How do musicians and athlete cope with the incessant need to be spontaneous? Practice.
Musicians rehearse their pieces under friendly conditions in their rehearsals, they can vary the parameters available to them, both to experiment with the results while varying the parameters while also training their decision-making abilities to be prepared for being spontaneous.
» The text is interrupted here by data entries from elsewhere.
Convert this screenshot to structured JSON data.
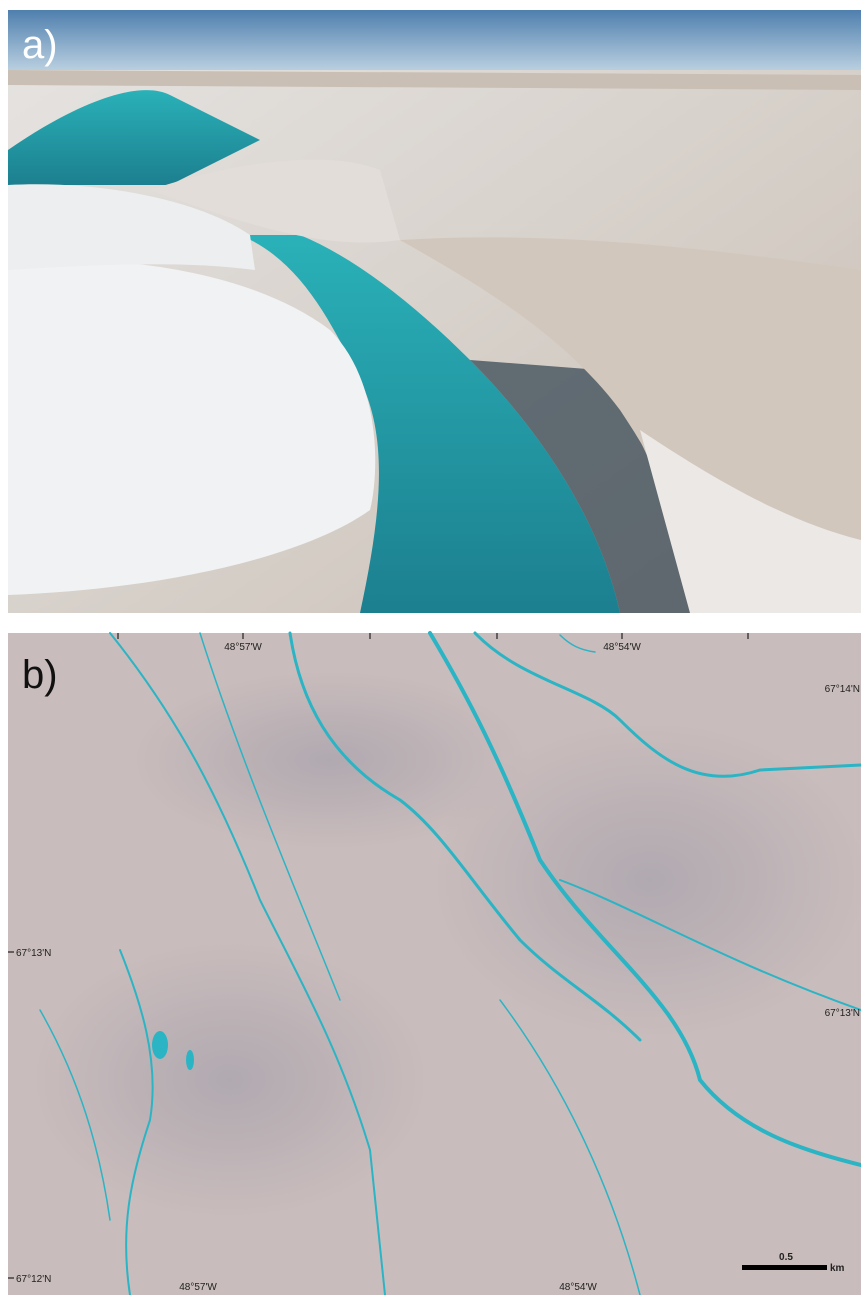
{
  "panel_a": {
    "label": "a)"
  },
  "panel_b": {
    "label": "b)",
    "longitude_top": [
      "48°57'W",
      "48°54'W"
    ],
    "longitude_bottom": [
      "48°57'W",
      "48°54'W"
    ],
    "latitude_left": [
      "67°13'N",
      "67°12'N"
    ],
    "latitude_right": [
      "67°14'N",
      "67°13'N"
    ],
    "scale_bar": {
      "value": "0.5",
      "unit": "km"
    }
  }
}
Athletes practice under friendly conditions at a slower pace so that they can also hone their decision-making ability, and their ability to be spontaneous under game conditions. They too vary the parameters available to them, both to experiment with the results from their exercises in varying the parameter while also training their decision-making abilities. The difference is that the execution in the sporting field is not only required but also critical. Making the best decision spontaneously in sports for the athletes is the key to success. The focus is to give the athletes as many opportunities to learn to execute spontaneously. This practice can be pre-determined, i.e., creating contingencies for the athletes to accrue experiences for recall as the need for spontaneity requires; or it can be completely random, in the spirit of the nature of the sporting games.
One of Rubin’s points towards the end of his essay is that spontaneity gets better with practice. In my mind this means that both practice emphasis needs to be used. The pre-determined contingencies practice and the completely random practice both need to be deployed. As stated in the expertise-reversal effect in (Lovell 2020)’
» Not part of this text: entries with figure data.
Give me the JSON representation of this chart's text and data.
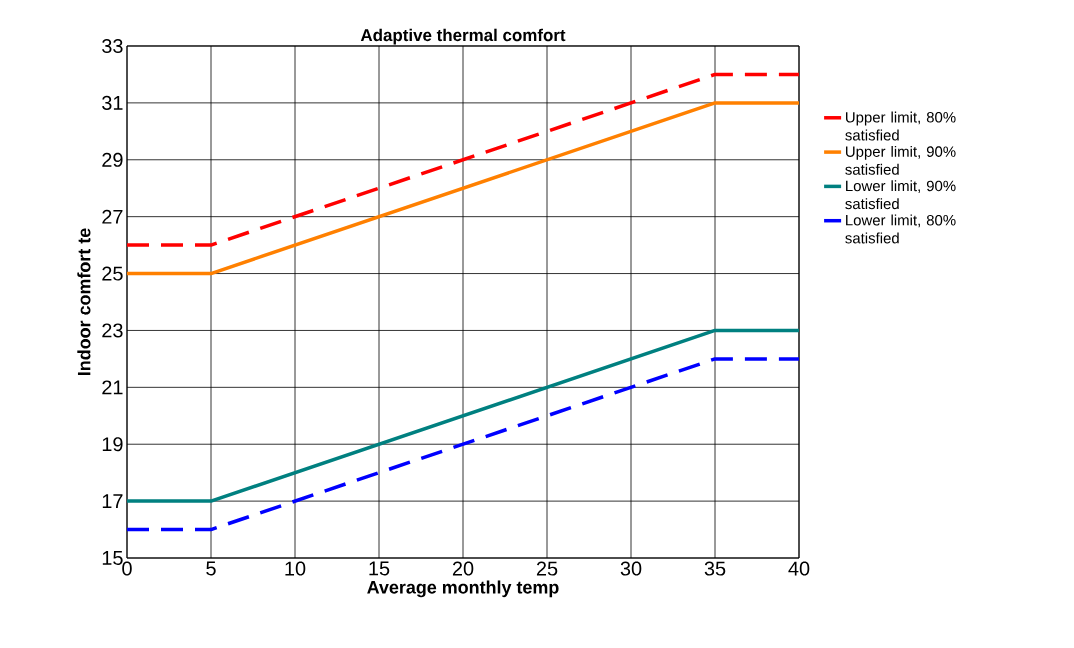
{
  "chart_data": {
    "type": "line",
    "title": "Adaptive thermal comfort",
    "xlabel": "Average monthly temp",
    "ylabel": "Indoor comfort te",
    "x": [
      0,
      5,
      35,
      40
    ],
    "series": [
      {
        "name": "Upper limit, 80% satisfied",
        "color": "#ff0000",
        "line_style": "dashed",
        "values": [
          26,
          26,
          32,
          32
        ]
      },
      {
        "name": "Upper limit, 90% satisfied",
        "color": "#ff8000",
        "line_style": "solid",
        "values": [
          25,
          25,
          31,
          31
        ]
      },
      {
        "name": "Lower limit, 90% satisfied",
        "color": "#008080",
        "line_style": "solid",
        "values": [
          17,
          17,
          23,
          23
        ]
      },
      {
        "name": "Lower limit, 80% satisfied",
        "color": "#0000ff",
        "line_style": "dashed",
        "values": [
          16,
          16,
          22,
          22
        ]
      }
    ],
    "xlim": [
      0,
      40
    ],
    "xticks": [
      0,
      5,
      10,
      15,
      20,
      25,
      30,
      35,
      40
    ],
    "ylim": [
      15,
      33
    ],
    "yticks": [
      15,
      17,
      19,
      21,
      23,
      25,
      27,
      29,
      31,
      33
    ],
    "grid": true,
    "legend": "right",
    "marker": "none"
  }
}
The expertise-reversal effect suggests that learners need differing amounts of support depending on their level of expertise.
The pre-determined contingency practice is particularly useful for the beginning athlete, while the pre-determined contingency practice is more productive for the experienced athlete because they can experiment with different solutions to the decision that needs to be made, enriching their arsenal of spontaneous responses, i.e., they can learn to “jam”, just like the musicians. This does not preclude employing the completely random practice for the beginning athlete because the completely random practice is also valuable for the beginning athlete because they are forced to deal with the difficulty of making the spontaneous decision in hopes that their abilities will stretch and expand to accommodate the expanded difficulty — although one must be careful to not overwhelm them to the point of non-response. The pre-determined contingency practice can be valuable for the experienced player as they can explore and innovate new solutions to the known contingencies, it allows them to explore new solutions for the same problems. The key is to keep both kinds of practices challenging.
My personal exploration of Rick Rubin’s thoughts, which ironically is only four pages long, has allowed me to figure out what I really think, as Joan Didion so famously stated.
I enjoyed writing it, it forced me to think. I hope that you have read the whole thing, since you are reading this sentence at the very end. I also hope that you have enjoyed reading. Thank you for reading. I welcome all discussions, suggestions on alternate positions etc.
References
Epstein, David. Range: Why Generalists Triumph in a Specialized World. New York: Riverhead Books, 2019.
Kahneman, Daniel. Thinking Fast and Slow. New York City: Farrar, Strau, and Giroux, 2013.
Rick Rubin, Neil Strauss. The Creative Act: A Way if Being. New York City: Penguin Press, 2023.